Line absorption spectrum and stars

[Clara Chung]

Why can't hydrogen gas on the stars be detected by using line emission spectrum of hydrogen. Why must we use line absorption spectrum to detect?

 

[sophiecentaur]

The hydrogen atoms that are producing the light energy inside a star are under high pressure and temperature. What emerges is not Hydrogen Line spectra but Black Body Radiation (a continuum of frequencies from 'DC to Daylight' and beyond). The H atoms that absorb light are cold and under low density conditions. They are operating in the conditions that our early QM lectures describe so they will absorb specific frequencies (lines).

 

[mathman]

The radiation from stars is black body radiation passing through a relatively cooler surface layer. We see the absorption lines from the elements of the star surface.

 

[Drakkith]

As a follow on question to the OP's, why do we see an absorption line at all? Why doesn't the hydrogen (and other elements) simply re-emit the same light a short time later, resulting in a continuous spectrum?

 

[sophiecentaur]

As a follow on question to the OP's, why do we see an absorption line at all? Why doesn't the hydrogen (and other elements) simply re-emit the same light a short time later, resulting in a continuous spectrum?

That was a question I asked , myself once. The light is absorbed from the direction of the source and then re-emitted in all directions so what you see is a dim line at the absorbed frequency.

 

[davenn]

That was a question I asked , myself once. The light is absorbed from the direction of the source and then re-emitted in all directions so what you see is a dim line at the absorbed frequency.

almost it's purely an absorption thing, not re-emission

http://physics.ucr.edu/~wudka/Physics7/Notes_www/node107.html

Emission and absorption lines
When heated every element gives off light. When this light is decomposed using a prism it is found to be made up of a series of ``lines'', that is, the output from the prism is not a smooth spectrum of colours, but only a few of them show up. This set of colours is unique to each element and provides a unique fingerprint: if you know the colour lines which make up a beam of light (and you find this out using a prism), you can determine which elements were heated up in order to produce this light.
Similarly, when you shine white light through a cold gas of a given element, the gas blocks some colours; when the ``filtered'' light is decomposed using a prism the spectrum is not full but shows a series of black lines (corresponding to the colours blocked by the gas); see Fig. 8.3. For a given element the colours blocked when cold are exactly the same as the ones emitted when hot.

from wiki
https://en.wikipedia.org/wiki/Fraunhofer_lines

The Fraunhofer lines are typical spectral absorption lines. Absorption lines are dark lines, narrow regions of decreased intensity, that are the result of photons being absorbed as light passes from the source to the detector. In the Sun, Fraunhofer lines are a result of gas in the photosphere, the outer region of the sun. The photosphere gas is colder than the inner regions and absorbs light emitted from those regions.

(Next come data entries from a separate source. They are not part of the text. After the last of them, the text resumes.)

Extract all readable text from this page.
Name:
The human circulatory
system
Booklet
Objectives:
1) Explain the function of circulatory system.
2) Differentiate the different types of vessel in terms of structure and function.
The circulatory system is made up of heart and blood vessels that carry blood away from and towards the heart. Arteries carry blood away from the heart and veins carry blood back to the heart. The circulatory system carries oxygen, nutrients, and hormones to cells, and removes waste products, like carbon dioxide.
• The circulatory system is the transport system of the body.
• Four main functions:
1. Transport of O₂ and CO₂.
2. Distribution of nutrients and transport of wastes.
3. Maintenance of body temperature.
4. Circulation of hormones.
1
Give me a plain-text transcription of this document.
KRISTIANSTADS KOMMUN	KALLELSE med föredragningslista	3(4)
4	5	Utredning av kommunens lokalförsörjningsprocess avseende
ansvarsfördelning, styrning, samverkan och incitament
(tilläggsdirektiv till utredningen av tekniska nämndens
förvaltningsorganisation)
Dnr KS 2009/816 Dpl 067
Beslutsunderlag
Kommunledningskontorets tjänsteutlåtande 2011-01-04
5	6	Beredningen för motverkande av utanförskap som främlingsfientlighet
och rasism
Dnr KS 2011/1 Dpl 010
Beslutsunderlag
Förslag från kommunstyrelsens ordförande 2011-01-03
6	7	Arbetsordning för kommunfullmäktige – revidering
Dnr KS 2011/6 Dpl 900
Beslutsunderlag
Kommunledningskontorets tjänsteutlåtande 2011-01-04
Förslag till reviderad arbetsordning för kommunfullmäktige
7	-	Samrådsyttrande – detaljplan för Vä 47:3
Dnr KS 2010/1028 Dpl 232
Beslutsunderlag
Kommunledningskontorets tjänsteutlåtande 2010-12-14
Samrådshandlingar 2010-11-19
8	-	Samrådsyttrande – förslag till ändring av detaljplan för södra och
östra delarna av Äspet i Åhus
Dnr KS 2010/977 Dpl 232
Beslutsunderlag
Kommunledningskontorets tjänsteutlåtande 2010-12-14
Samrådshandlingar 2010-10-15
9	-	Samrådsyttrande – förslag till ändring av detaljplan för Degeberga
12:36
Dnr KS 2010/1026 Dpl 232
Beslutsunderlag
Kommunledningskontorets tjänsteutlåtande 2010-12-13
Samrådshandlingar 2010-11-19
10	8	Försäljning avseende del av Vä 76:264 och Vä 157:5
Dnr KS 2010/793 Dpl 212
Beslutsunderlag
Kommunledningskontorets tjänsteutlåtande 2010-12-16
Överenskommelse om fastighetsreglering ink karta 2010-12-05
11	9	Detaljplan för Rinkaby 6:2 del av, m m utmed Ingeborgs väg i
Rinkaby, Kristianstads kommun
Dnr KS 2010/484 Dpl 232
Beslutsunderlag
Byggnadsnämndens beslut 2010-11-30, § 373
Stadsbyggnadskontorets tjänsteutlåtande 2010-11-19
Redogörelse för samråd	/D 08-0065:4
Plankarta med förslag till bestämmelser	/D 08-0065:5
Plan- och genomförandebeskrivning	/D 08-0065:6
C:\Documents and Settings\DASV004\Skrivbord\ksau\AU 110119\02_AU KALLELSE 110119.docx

my bolding ... the important part

Dave

 

[sophiecentaur]

"The photosphere gas is colder than the inner regions and absorbs light emitted from those regions."
I could take exception to that way of putting things because of the implication that the process only occurs in "colder" regions. There is a flux of photons moving out from the centre of the star and that involves energy being passed from one atom (ion) to the next in a chain. This takes hundreds of thousands of years, from core to surface, aamof. See Wiki Link on energy transfer. In the condensed state, the frequency of the photons can be anything (black body radiation spectrum) and can change at each interaction. So you have absorption and emission steps throughout the journey. The only difference with what happens in the cooler / less dense atoms is that the frequencies are limited to the characteristic ones of the gas atoms.

 

[sophiecentaur]

not re-emission

The energy has to be re-emitted after a finite (short) time. It can't be stored up.

 

[davenn]

The energy has to be re-emitted after a finite (short) time. It can't be stored up.

yes, but it isn't the cause of the dark absorption line

 

[sophiecentaur]

yes, but it isn't the cause of the dark absorption line

I don't see how you can say that. Photons are absorbed (light on the path from the star to you) and they are then re-emitted in all directions, so each gas atom is a point source, from which you (in one particular direction) get only
A/4πD² of the energy. (A is the area of your Objective and D is the distance from the star / gas)
i.e. the energy is scattered and not just absorbed.
In your model, what happens to the energy that's absorbed by the gas atoms?